Second Charge Mortgages in Nottingham
Second Charge Mortgages | Mortgage Advice in Nottingham
Second Charge Mortgages, also known as a ‘secured loan’, is a loan that is secured onto your property. Secured loans normally come with a higher rate of interest and higher fees, as opposed to standard mortgages due to if a repossession happens, the provider has to wait until the original mortgage is repaid in order they are able to get their money back.
Although secured loans can be seen as more costly, more often than not they can be the right solution.

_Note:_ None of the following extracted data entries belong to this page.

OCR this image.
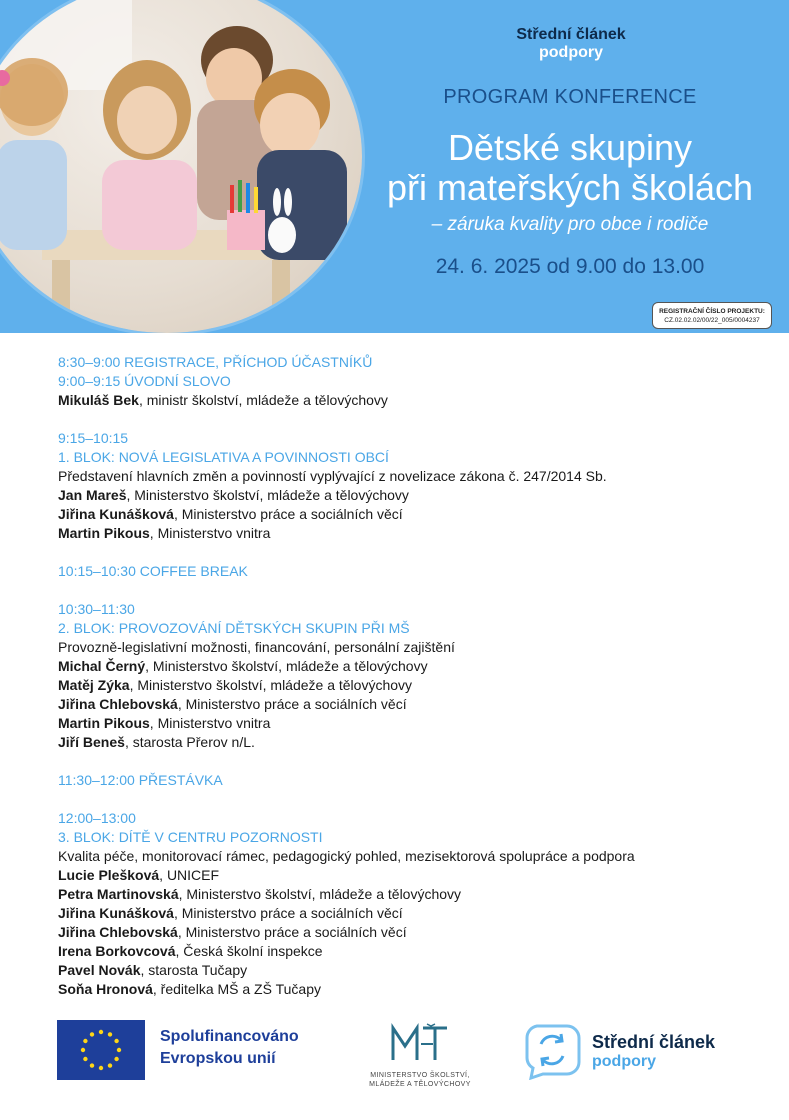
Střední článek
podpory
PROGRAM KONFERENCE
Dětské skupiny
při mateřských školách
– záruka kvality pro obce i rodiče
24. 6. 2025 od 9.00 do 13.00
REGISTRAČNÍ ČÍSLO PROJEKTU:
CZ.02.02.02/00/22_005/0004237
8:30–9:00 REGISTRACE, PŘÍCHOD ÚČASTNÍKŮ
9:00–9:15 ÚVODNÍ SLOVO
Mikuláš Bek, ministr školství, mládeže a tělovýchovy
9:15–10:15
1. BLOK: NOVÁ LEGISLATIVA A POVINNOSTI OBCÍ
Představení hlavních změn a povinností vyplývající z novelizace zákona č. 247/2014 Sb.
Jan Mareš, Ministerstvo školství, mládeže a tělovýchovy
Jiřina Kunášková, Ministerstvo práce a sociálních věcí
Martin Pikous, Ministerstvo vnitra
10:15–10:30 COFFEE BREAK
10:30–11:30
2. BLOK: PROVOZOVÁNÍ DĚTSKÝCH SKUPIN PŘI MŠ
Provozně-legislativní možnosti, financování, personální zajištění
Michal Černý, Ministerstvo školství, mládeže a tělovýchovy
Matěj Zýka, Ministerstvo školství, mládeže a tělovýchovy
Jiřina Chlebovská, Ministerstvo práce a sociálních věcí
Martin Pikous, Ministerstvo vnitra
Jiří Beneš, starosta Přerov n/L.
11:30–12:00 PŘESTÁVKA
12:00–13:00
3. BLOK: DÍTĚ V CENTRU POZORNOSTI
Kvalita péče, monitorovací rámec, pedagogický pohled, mezisektorová spolupráce a podpora
Lucie Plešková, UNICEF
Petra Martinovská, Ministerstvo školství, mládeže a tělovýchovy
Jiřina Kunášková, Ministerstvo práce a sociálních věcí
Jiřina Chlebovská, Ministerstvo práce a sociálních věcí
Irena Borkovcová, Česká školní inspekce
Pavel Novák, starosta Tučapy
Soňa Hronová, ředitelka MŠ a ZŠ Tučapy
Spolufinancováno
Evropskou unií
MINISTERSTVO ŠKOLSTVÍ,
MLÁDEŽE A TĚLOVÝCHOVY
Střední článek
podpory
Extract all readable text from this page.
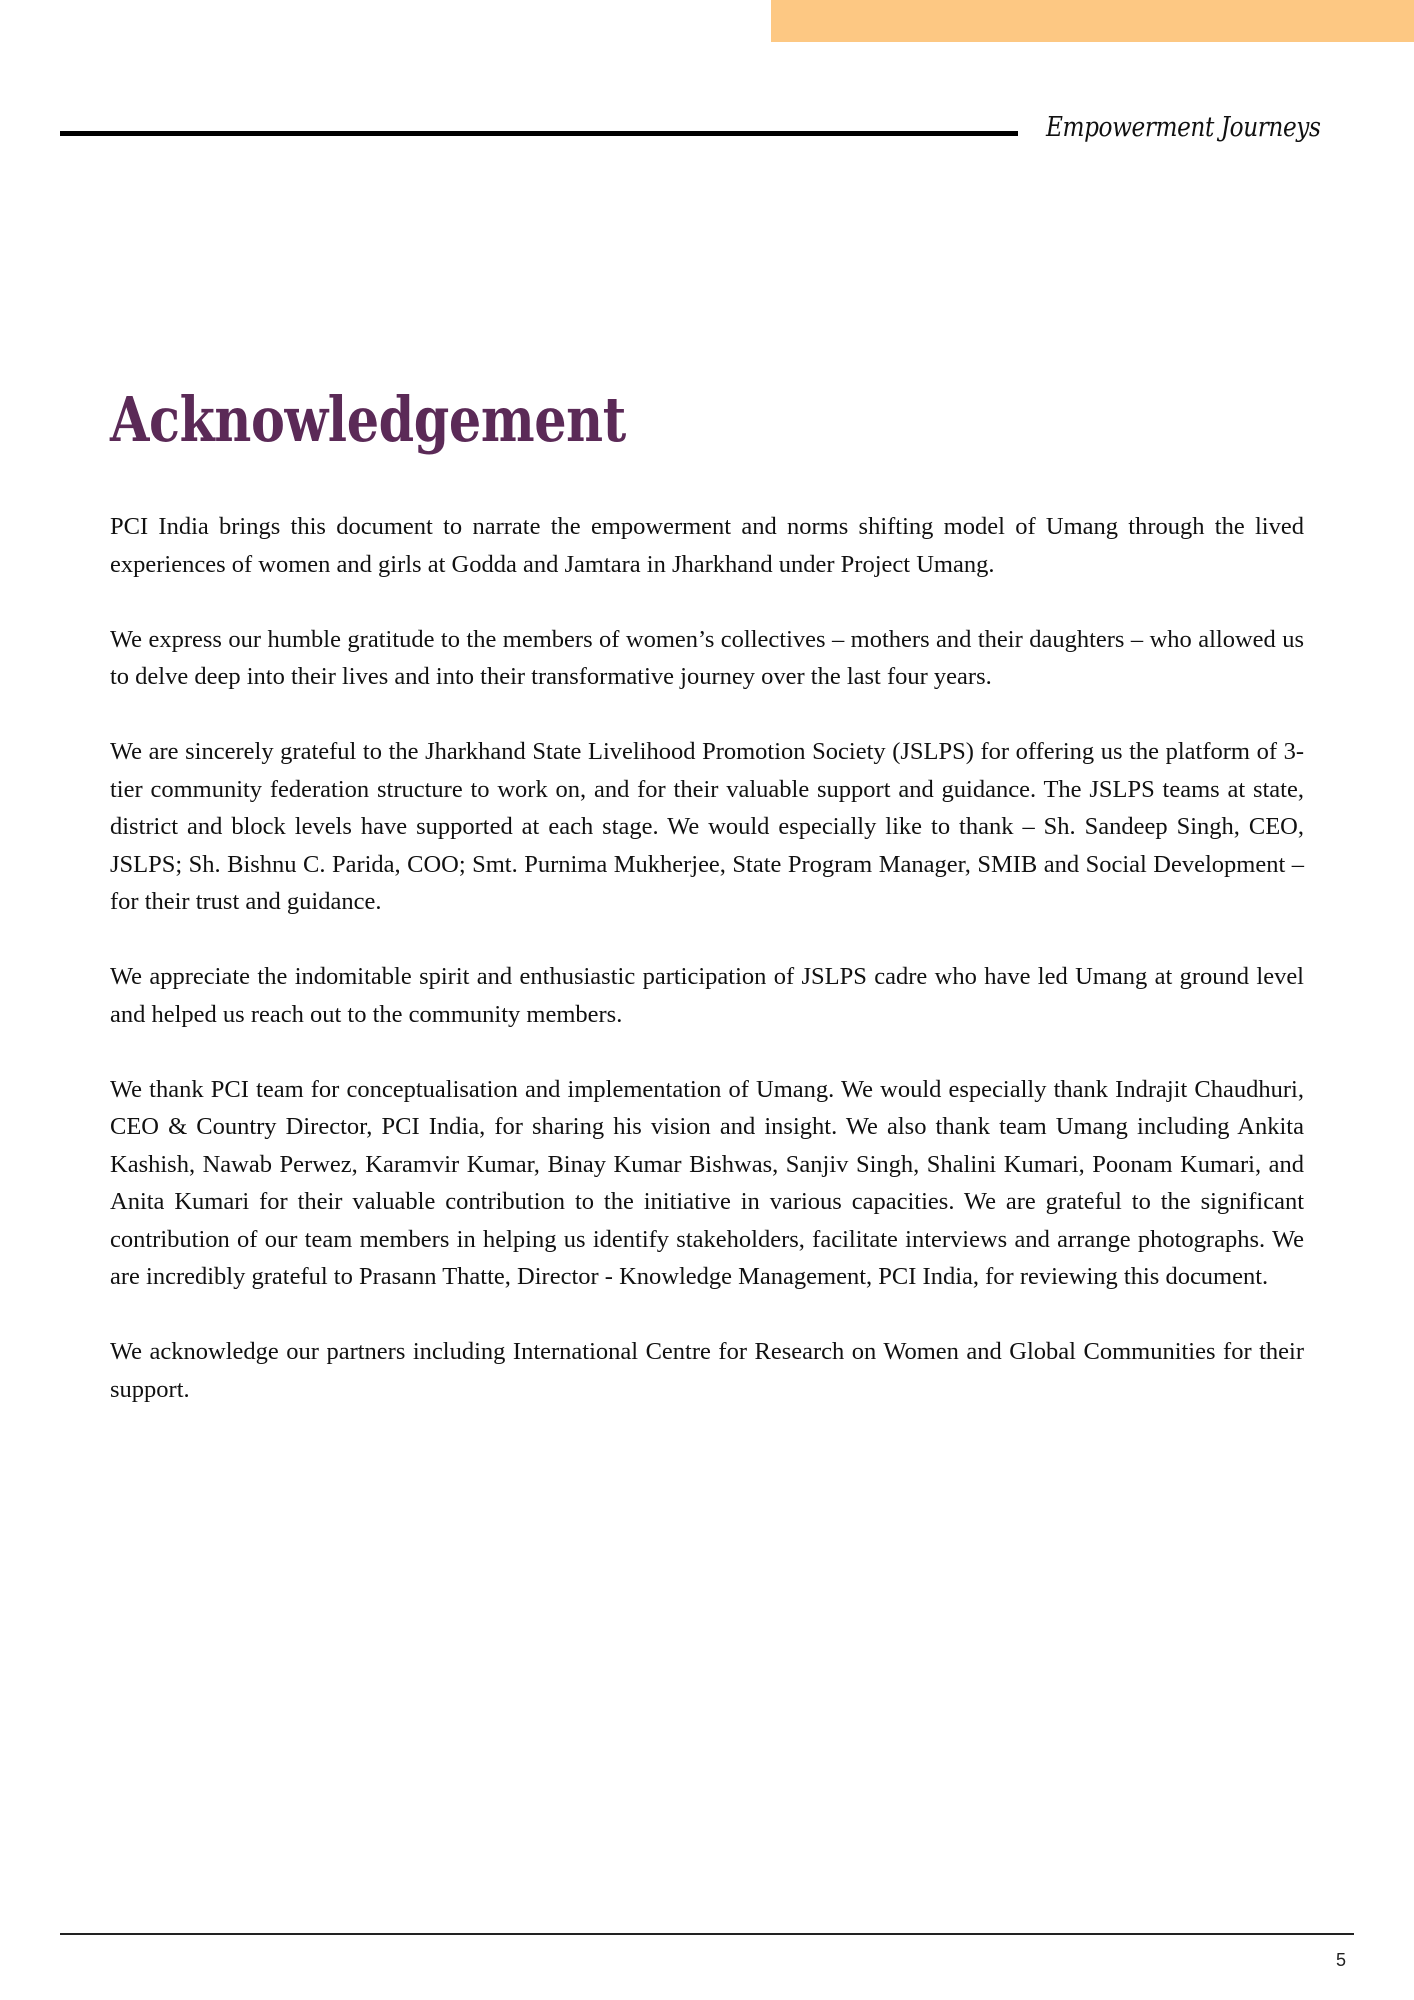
Empowerment Journeys
Acknowledgement

PCI India brings this document to narrate the empowerment and norms shifting model of Umang through the lived experiences of women and girls at Godda and Jamtara in Jharkhand under Project Umang.

We express our humble gratitude to the members of women’s collectives – mothers and their daughters – who allowed us to delve deep into their lives and into their transformative journey over the last four years.

We are sincerely grateful to the Jharkhand State Livelihood Promotion Society (JSLPS) for offering us the platform of 3-tier community federation structure to work on, and for their valuable support and guidance. The JSLPS teams at state, district and block levels have supported at each stage. We would especially like to thank – Sh. Sandeep Singh, CEO, JSLPS; Sh. Bishnu C. Parida, COO; Smt. Purnima Mukherjee, State Program Manager, SMIB and Social Development – for their trust and guidance.

We appreciate the indomitable spirit and enthusiastic participation of JSLPS cadre who have led Umang at ground level and helped us reach out to the community members.

We thank PCI team for conceptualisation and implementation of Umang. We would especially thank Indrajit Chaudhuri, CEO & Country Director, PCI India, for sharing his vision and insight. We also thank team Umang including Ankita Kashish, Nawab Perwez, Karamvir Kumar, Binay Kumar Bishwas, Sanjiv Singh, Shalini Kumari, Poonam Kumari, and Anita Kumari for their valuable contribution to the initiative in various capacities. We are grateful to the significant contribution of our team members in helping us identify stakeholders, facilitate interviews and arrange photographs. We are incredibly grateful to Prasann Thatte, Director - Knowledge Management, PCI India, for reviewing this document.

We acknowledge our partners including International Centre for Research on Women and Global Communities for their support.

5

There are three main options that are available if you’re needing to raise money through your property. These include:
1. A further advance from your current Lender
2. A Remortgage to a new Lender
3. A Second Charge mortgage
If you’re only after a small amount then you should take some time to look at unsecured borrowing. By choosing to take out a secured loan will mean your current mortgage stays exactly as it is. The new borrowing that you undertake is with a different provider and a separate direct debit. Furthermore, the term of your borrowing can also be shorter or longer than your main mortgage.
There are many reasons as to why people choose to take out additional borrowing including home improvements, debt consolidation and injecting cash into businesses.
Second charge mortgages can be a suitable option for many scenario’s. Here are some of the main reasons as to why you should choose to go down this route:
· You want to retain your current mortgage because it has a low interest rate.
· You to retain your current mortgage because it’s interest only and you prefer to keep it that way.
· You are recently self-employed.
· Your income is derived from multiple sources.
· Your credit rating has deteriorated since you last took out a mortgage.
· You want to avoid remortgaging due to early repayment charges.
· You need to raise funds very quickly.
· You are looking to raise capital against your UK property to purchase foreign property.
· You prefer not to use your current Lender to raise funds.
· Your current mortgage lender has declined your further advance application.
· You want to raise funds to purchase another property which isn’t suitable for a mortgage (non-standard construction/property in poor repair).
· You need capital to pay business tax liabilities or to clear a business overdraft.